Greger I am trying to get a cascading hierarchy of geographically separated SIP servers. The reason for this is that I am providing services to a wireless community that connect to the internet via many different gateways to the internet. Most of the users are behind a nat device, and connect to a SER proxy on the wireless net work on the 10.0.0.0/8 network. Each SER server keeps a local location database, but forwards any requests that it cannot complete to a sip proxy on the internet (to which each SER proxy replicates all REGISTER's). It looks a bit like this:
UAC(192.168.0.123)--->WIFI_AP(10.1.2.3)---->WIFI_GATEWAY_1--->INTERNET for browsing / email / ftp etc | | v SER_SERVER on WiFi network (10.0.0.123) also has (public IP Address)--->INTERNET GATEWAY for VOIP 1--->SER_SERVER on internet
^
| UAC(192.168.0.234)--->WIFI_AP(10.3.4.5)---->WIFI_GATEWAY_2--->INTERNET for browsing / email / ftp etc | | | | | v | SER_SERVER on WiFi network (10.3.4.123) | also has (public IP Address)--->INTERNET GATEWAY for VOIP 2-----
Each SER server implements it's own far end nat traversal based on nathelper/rtpproxy, which means that expensive internet links are not used to terminate calls between subscribers on the same wifi network.

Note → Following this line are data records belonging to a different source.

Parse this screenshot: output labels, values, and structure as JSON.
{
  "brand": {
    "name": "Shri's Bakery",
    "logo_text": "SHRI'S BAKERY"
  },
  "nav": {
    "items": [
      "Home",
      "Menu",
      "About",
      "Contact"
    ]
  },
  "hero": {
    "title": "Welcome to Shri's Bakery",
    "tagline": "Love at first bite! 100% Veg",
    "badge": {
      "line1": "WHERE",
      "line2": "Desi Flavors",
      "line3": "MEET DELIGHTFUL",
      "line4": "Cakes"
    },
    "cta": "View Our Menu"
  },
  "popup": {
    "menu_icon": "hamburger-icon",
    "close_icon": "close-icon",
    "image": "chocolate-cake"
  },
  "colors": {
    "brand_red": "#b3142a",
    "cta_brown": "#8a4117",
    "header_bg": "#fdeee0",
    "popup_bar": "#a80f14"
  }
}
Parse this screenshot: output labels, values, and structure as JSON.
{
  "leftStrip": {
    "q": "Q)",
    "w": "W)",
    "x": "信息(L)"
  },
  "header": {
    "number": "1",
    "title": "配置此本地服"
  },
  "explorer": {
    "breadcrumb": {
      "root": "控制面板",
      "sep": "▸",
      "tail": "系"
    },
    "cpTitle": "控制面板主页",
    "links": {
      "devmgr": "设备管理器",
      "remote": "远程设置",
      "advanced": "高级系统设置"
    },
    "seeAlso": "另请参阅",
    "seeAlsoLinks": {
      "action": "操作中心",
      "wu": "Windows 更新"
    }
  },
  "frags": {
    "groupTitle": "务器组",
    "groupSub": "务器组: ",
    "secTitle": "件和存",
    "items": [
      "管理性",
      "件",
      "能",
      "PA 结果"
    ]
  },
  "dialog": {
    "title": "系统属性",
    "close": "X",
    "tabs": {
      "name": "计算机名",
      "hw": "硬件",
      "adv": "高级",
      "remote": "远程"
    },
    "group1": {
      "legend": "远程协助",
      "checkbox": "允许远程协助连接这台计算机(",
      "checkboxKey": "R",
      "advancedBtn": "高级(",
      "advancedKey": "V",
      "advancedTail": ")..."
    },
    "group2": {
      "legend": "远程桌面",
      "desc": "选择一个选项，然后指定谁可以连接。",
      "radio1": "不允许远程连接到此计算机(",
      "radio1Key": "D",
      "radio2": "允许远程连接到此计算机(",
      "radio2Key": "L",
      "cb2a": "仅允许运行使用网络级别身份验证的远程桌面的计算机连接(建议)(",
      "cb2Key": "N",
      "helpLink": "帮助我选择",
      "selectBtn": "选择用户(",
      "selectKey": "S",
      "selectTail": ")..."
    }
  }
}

The issue I was having with loose routing appeared to be because the SER_SERVER on the WiFi network was multihomed. When a reply cam back from the ser server on the internet (I think it was only ACK's causing the problem), SER tried to loose_route the reply and the next hop was infact the servers own internal ip address.
After loosing much hair, I worked out that if I included the condition I could get the packet to route through to the correct final destination. I am not sure if it's because there is a REAL issue with loose_route not working with mhomed properly, or if it's a peculiarity of my setup.
Noel
Greger V. Teigre wrote:
Noel, It would be interesting to get a description of the setup that caused this problem. Was that Asterisk as well? Same setup as Giovanni? Dependent on auth/non-auth and how Asterisk has been set up with SER, we have seen different problems with signalling and proxying of RTP. I know there was an lr vs. lr=on issue a while back, but somewhere we don't have RFC compliant behavior (all messages with routes should be loose routed). g-)
----- Original Message ----- From: "Noel Sharpe" noels@radnetwork.co.uk To: "Giovanni Balasso" giaso@yahoo.it Cc: serusers@lists.iptel.org Sent: Tuesday, November 15, 2005 10:14 AM Subject: Re: [Serusers] Too Many Hops
sounds to me like you have a looping problem in your script. I had something similar when using the example from OnSIP.org. The loose_route bit needed to be inside a condition: if (uri!=myself){ if (loose_route()) { route(1); }; }; xlog/ngrep is your friend here as you will be able to see which message is being sent between the two servers.
Noel
Giovanni Balasso wrote:
Alle 09:47, mercoledì 02 novembre 2005, Matteo Piazza ha scritto:
I have Ser and asterisk on the same machine. When i try to call with a SIP phone registred on asterisk another sip phone also registred on asterisk through SER I receve this error message: Too many hops
Too many hops is usually reached when there is no rule (or no way) to deliver sip message, adding some log(), or better xlog(), to your routing script could help you (and us) debugging and understanding what's wrong, and which method(s) fail.
if (method == "INVITE") { if (uri =~"^sip:0[0-9]*@*"){ log(1, "Check 1 succed Forwarding to Asterisk\n"); rewritehostport("192.168.9.97:5061"); t_relay(); break; }; };
I don't think this will solve your problem but in my experience I had better result with t_relay_to_udp("192.168.9.97","5061") than rewritehostport("192.168.9.97:5061").